We did evaluations on performance and area. We used gem5 to simulate performance. We then implemented a prototype based on the Rocket Core. Although it is not fully functional yet, we are still able to synthesize it and estimate the area overhead our design has.

**Performance Overhead:** We used gem5<sup>[3]</sup> to simulate the execution of our design. While there isn't any performance overhead introduced in the pipeline execution, the performance overhead is induced by the increasing number of memory access, either read or write, to the DRAM. In our simulation, we add one more memory access latency if there is a miss in the tag cache or the program is trying to write a piece of data back to the memory. In the performance simulation, we used an in-order core running a 1GHz and we configured the underlying hardware to have 8 kB L1 instruction cache, 32 kB L1 data cache and 2 kB tag cache. There is no L2 cache in our design. We run a set of SPEC06 benchmarks and the average performance overhead is 3%.

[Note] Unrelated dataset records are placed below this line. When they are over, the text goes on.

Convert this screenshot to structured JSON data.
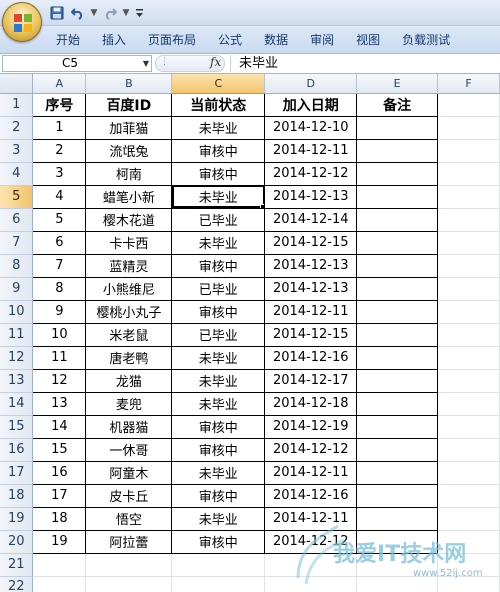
{
  "ribbon": {
    "tabs": [
      "开始",
      "插入",
      "页面布局",
      "公式",
      "数据",
      "审阅",
      "视图",
      "负载测试"
    ]
  },
  "formula_bar": {
    "name_box": "C5",
    "fx_label": "fx",
    "content": "未毕业"
  },
  "sheet": {
    "columns": [
      "A",
      "B",
      "C",
      "D",
      "E",
      "F"
    ],
    "active_column": "C",
    "active_row": 5,
    "headers": [
      "序号",
      "百度ID",
      "当前状态",
      "加入日期",
      "备注"
    ],
    "rows": [
      [
        "1",
        "加菲猫",
        "未毕业",
        "2014-12-10"
      ],
      [
        "2",
        "流氓兔",
        "审核中",
        "2014-12-11"
      ],
      [
        "3",
        "柯南",
        "审核中",
        "2014-12-12"
      ],
      [
        "4",
        "蜡笔小新",
        "未毕业",
        "2014-12-13"
      ],
      [
        "5",
        "樱木花道",
        "已毕业",
        "2014-12-14"
      ],
      [
        "6",
        "卡卡西",
        "未毕业",
        "2014-12-15"
      ],
      [
        "7",
        "蓝精灵",
        "审核中",
        "2014-12-13"
      ],
      [
        "8",
        "小熊维尼",
        "已毕业",
        "2014-12-13"
      ],
      [
        "9",
        "樱桃小丸子",
        "审核中",
        "2014-12-11"
      ],
      [
        "10",
        "米老鼠",
        "已毕业",
        "2014-12-15"
      ],
      [
        "11",
        "唐老鸭",
        "未毕业",
        "2014-12-16"
      ],
      [
        "12",
        "龙猫",
        "未毕业",
        "2014-12-17"
      ],
      [
        "13",
        "麦兜",
        "未毕业",
        "2014-12-18"
      ],
      [
        "14",
        "机器猫",
        "审核中",
        "2014-12-19"
      ],
      [
        "15",
        "一休哥",
        "审核中",
        "2014-12-12"
      ],
      [
        "16",
        "阿童木",
        "未毕业",
        "2014-12-11"
      ],
      [
        "17",
        "皮卡丘",
        "审核中",
        "2014-12-16"
      ],
      [
        "18",
        "悟空",
        "未毕业",
        "2014-12-11"
      ],
      [
        "19",
        "阿拉蕾",
        "审核中",
        "2014-12-12"
      ]
    ],
    "row_numbers": [
      "1",
      "2",
      "3",
      "4",
      "5",
      "6",
      "7",
      "8",
      "9",
      "10",
      "11",
      "12",
      "13",
      "14",
      "15",
      "16",
      "17",
      "18",
      "19",
      "20",
      "21",
      "22"
    ]
  },
  "watermark": {
    "text": "我爱IT技术网",
    "url": "www.52ij.com"
  },
  "colors": {
    "ribbon_text": "#15386f",
    "active_header": "#f2c46b",
    "grid_line": "#dfe3e8"
  },
  "icons": [
    "office-button-icon",
    "save-icon",
    "undo-icon",
    "redo-icon",
    "customize-qat-icon",
    "fx-icon"
  ]
}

**Area Overhead:** We successfully implemented underlying logic in the Rocket Core pipeline. We used a 32-bit in-order core with 4 kB instruction cache, 16kB data cache, and no floating pointer unit. Although we have not successfully implemented logic in the caches, we put a 2 kB data array in data as the placeholder in order to get an estimation of the area overhead. After the synthesis, the area overhead is only 0.35%.

## **Discussion/Limitations**

Due to difficulty in understanding the memory hierarchy and its interfaces within the implementation of the Rocket Core, we decided to keep tags out of the memory system for time's sake. Instead, we synthesized the project with a 2 kB larger dcache to stand in for the extension necessary for tags so that we could still get an accurate area estimate. While propagation of tags throughout the memory hierarchy is left up to future work, it is expected to have a beneficial impact on performance (as tags will reap the benefits of having a cache) but at a small detriment to area overhead. Also, a region of DRAM would be partitioned for the sole storage of tags, with a mathematical function used to calculate a datum's tag's location for load and store operations.

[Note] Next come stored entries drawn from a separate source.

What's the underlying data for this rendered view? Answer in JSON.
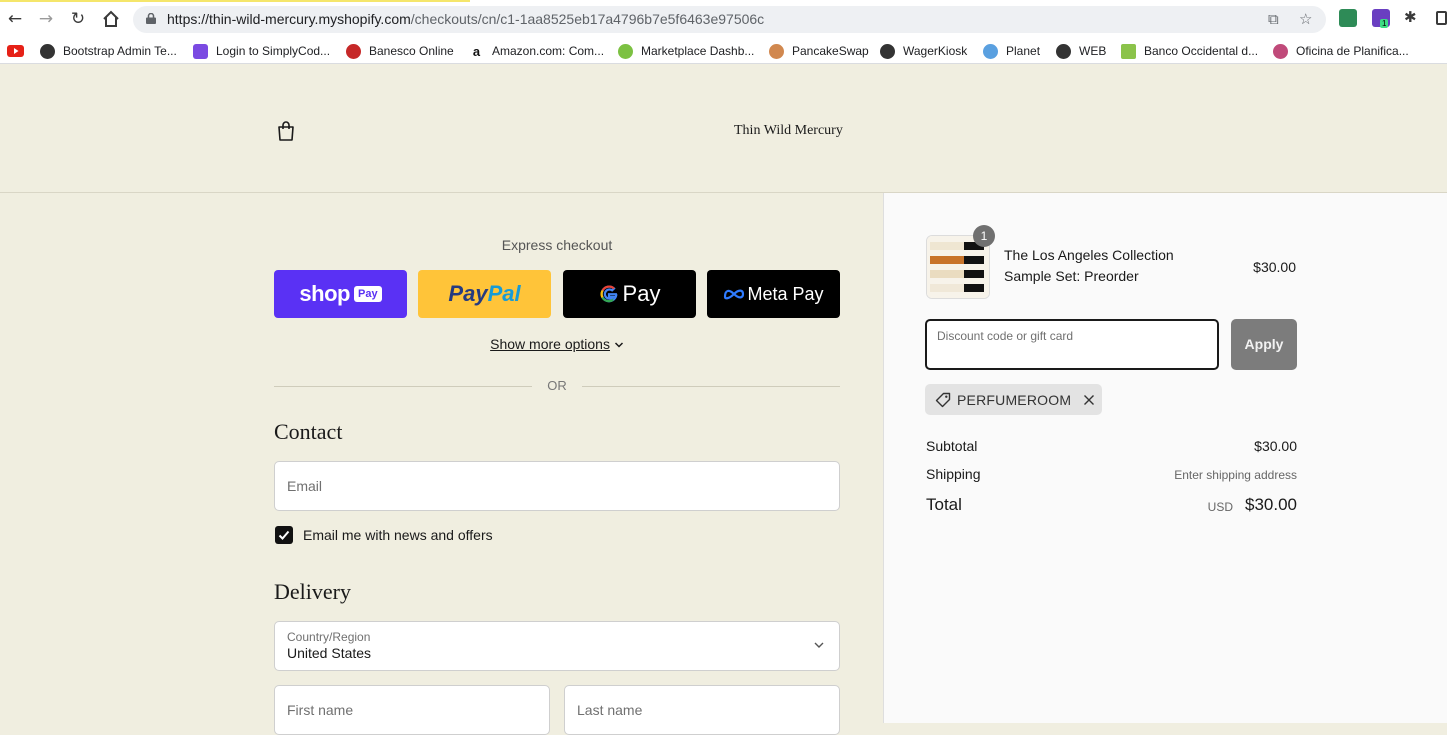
{
  "browser": {
    "url_host": "https://thin-wild-mercury.myshopify.com",
    "url_path": "/checkouts/cn/c1-1aa8525eb17a4796b7e5f6463e97506c",
    "extension_badge": "1"
  },
  "bookmarks": [
    {
      "label": "Bootstrap Admin Te...",
      "color": "#333333"
    },
    {
      "label": "Login to SimplyCod...",
      "color": "#7b4ae2"
    },
    {
      "label": "Banesco Online",
      "color": "#c62828"
    },
    {
      "label": "Amazon.com: Com...",
      "color": "#111111"
    },
    {
      "label": "Marketplace Dashb...",
      "color": "#7cc142"
    },
    {
      "label": "PancakeSwap",
      "color": "#d1884f"
    },
    {
      "label": "WagerKiosk",
      "color": "#333333"
    },
    {
      "label": "Planet",
      "color": "#5aa0e0"
    },
    {
      "label": "WEB",
      "color": "#333333"
    },
    {
      "label": "Banco Occidental d...",
      "color": "#8bc34a"
    },
    {
      "label": "Oficina de Planifica...",
      "color": "#c04a7a"
    }
  ],
  "shop": {
    "brand": "Thin Wild Mercury"
  },
  "checkout": {
    "express_title": "Express checkout",
    "shop_pay": {
      "label": "shop",
      "badge": "Pay",
      "color": "#5a31f4"
    },
    "paypal": {
      "label_pay": "Pay",
      "label_pal": "Pal",
      "color": "#ffc439"
    },
    "gpay": {
      "label": "Pay",
      "color": "#000000"
    },
    "metapay": {
      "label": "Meta Pay",
      "color": "#000000"
    },
    "show_more": "Show more options",
    "or": "OR",
    "contact_title": "Contact",
    "email_placeholder": "Email",
    "newsletter_label": "Email me with news and offers",
    "newsletter_checked": true,
    "delivery_title": "Delivery",
    "country_label": "Country/Region",
    "country_value": "United States",
    "first_name_placeholder": "First name",
    "last_name_placeholder": "Last name"
  },
  "summary": {
    "quantity": "1",
    "product_name": "The Los Angeles Collection Sample Set: Preorder",
    "product_price": "$30.00",
    "discount_placeholder": "Discount code or gift card",
    "apply_label": "Apply",
    "applied_code": "PERFUMEROOM",
    "subtotal_label": "Subtotal",
    "subtotal_value": "$30.00",
    "shipping_label": "Shipping",
    "shipping_value": "Enter shipping address",
    "total_label": "Total",
    "currency": "USD",
    "total_value": "$30.00"
  }
}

While we used a relatively small tag cache in our evaluation, the performance is already as low as 3%. Since the performance overhead is induced by making more memory access due to misses in tag cache, the performance can be improved if using a bigger cache or even multi-layer cache hierarchy.

Although any other utilization of the tag is out of scope for this research project, we would like to point out that it is also helpful in domain encryption and address space randomization.

#### Group Dynamic

The team consisted of two members of the same research lab. Because of this, we found it relatively easy to meet and discuss high-level concepts, as well as technical details in person. This was essential to our understanding of the codebase of the Rocket Core, as there is very little documentation for the project. We also kept a running shared document of any new information we learned or new questions that we had.

We utilized our physical lab space on the 2nd floor of the BBB as a meeting and workspace. In addition to our informal meetings, we also had a weekly meeting where we would present our ideas and progress to Dr. Austin and Misiker.

#### Conclusion

The attacker often exploits vulnerabilities by fudging data types to hijack control flow, i.e. stack overflow attack to overwrite the return address. In this project, we categorize data into different domains and set up specific rules on different domains to enforce the benign behaviors of the program. We implemented ThundaTag architectural support to power it. The design proves to have low performance overhead and area overhead.

#### Reference

[1] PaX Team, "PaX address space layout randomization (ASLR)." http://pax.grsecurity.net/docs/aslr.txt, 2003. [Online; accessed 6-December-2018].

[2] Asanovic, Krste, et al. "The rocket chip generator." EECS Department, University of California, Berkeley, Tech. Rep. UCB/EECS-2016-17 (2016).
[3] Binkert, Nathan, et al. "The gem5 simulator." ACM SIGARCH Computer Architecture News 39.2 (2011): 1-7.